이번에는 Python의 statsmodels 모듈을 사용해서 KPSS 검정 (Kwiatowski-Phillips-Schmidt-Shin Test) 을 위한 사용자 정의함수를 정의해보겠습니다.

## UDF for KPSS test
from statsmodels.tsa.stattools import kpss
import pandas as pd

def kpss_test(timeseries):
    print("Results of KPSS Test:")
    kpsstest = kpss(timeseries, regression="c", nlags="auto")
    kpss_output = pd.Series(
        kpsstest[0:3], index=["Test Statistic", "p-value", "Lags Used"]
    )
    for key, value in kpsstest[3].items():
        kpss_output["Critical Value (%s)" % key] = value
    print(kpss_output)

이제 정상 시계열 z_all 에 대해서 위에서 정의한 kpss_test() 함수를 사용해서 정상성 여부를 확인해보겠습니다. p-value 가 0.065 로서 유의수준 10% 하에서 귀무가설 (H0: 정상 시계열이다) 를 채택하고, 대립가설 (H1: 정상 시계열이 아니다) 를 기각합니다. (유의수준 5% 하에서는 대립가설 채택). (맞음 ^_^)

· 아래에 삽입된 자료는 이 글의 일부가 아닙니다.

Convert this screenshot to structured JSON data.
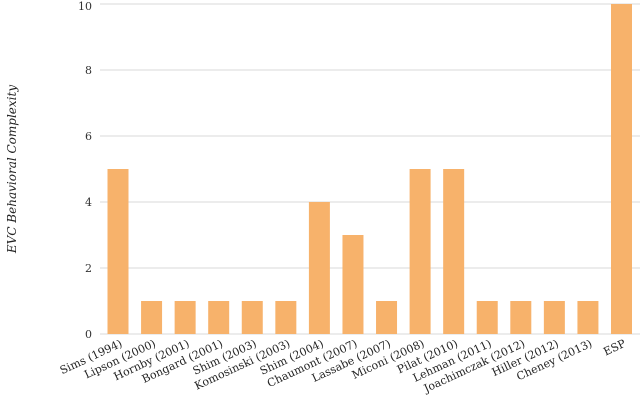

* 이때, KPSS 검정은 ADF 검정과는 귀무가설과 대립가설이 정반대이므로 해석에 조심하시기 바랍니다.

kpss_test(z_all) # p-value 0.065035 => stationary at significance level 10%

# Results of KPSS Test:
# Test Statistic           0.428118
# p-value                  0.065035
# Lags Used                5.000000
# Critical Value (10%)     0.347000
# Critical Value (5%)      0.463000
# Critical Value (2.5%)    0.574000
# Critical Value (1%)      0.739000
# dtype: float64

(2) 추세를 가진 비정상 시계열 데이터 (non-stationary time series with trend)

다음으로, 추세(trend)를 가지는 가상의 비정상(non-stationary) 시계열 데이터를 만들어보겠습니다. 평균이 일정하지 않으므로 비정상 시계열이 되겠습니다.

## time series with trend
np.random.seed(1) # for reproducibility
ts_trend = 0.01*np.arange(200) + np.random.normal(0, 0.2, 200)

## plotting
plt.plot(ts_trend)
plt.title("time series with trend", fontsize=16)

plt.show()

time series with trend (non-stationary process)

(2-a) ADF 검정 (ADF test)

위의 추세를 가지는 비정상 시계열 데이터에 대해 ADF 검정 (ADF test)를 실시해보면, p-value가 0.96 으로서 유의수준 5% 하에서 귀무가설 (H0: 시계열이 단위근을 가진다. 즉, 정상 시계열이 아니다) 을 채택하고, 귀무가설 (H1: 시계열이 단위근을 가지지 않는다. 즉, 정상 시계열이다.) 을 기각합니다. (맞음 ^_^)

## checking the stationarity of a series using the ADF(Augmented Dickey-Fuller) Test
# -- Null Hypothesis: The series has a unit root.(not stationary.)
# -- Alternate Hypothesis: The series has no unit root.(stationary.)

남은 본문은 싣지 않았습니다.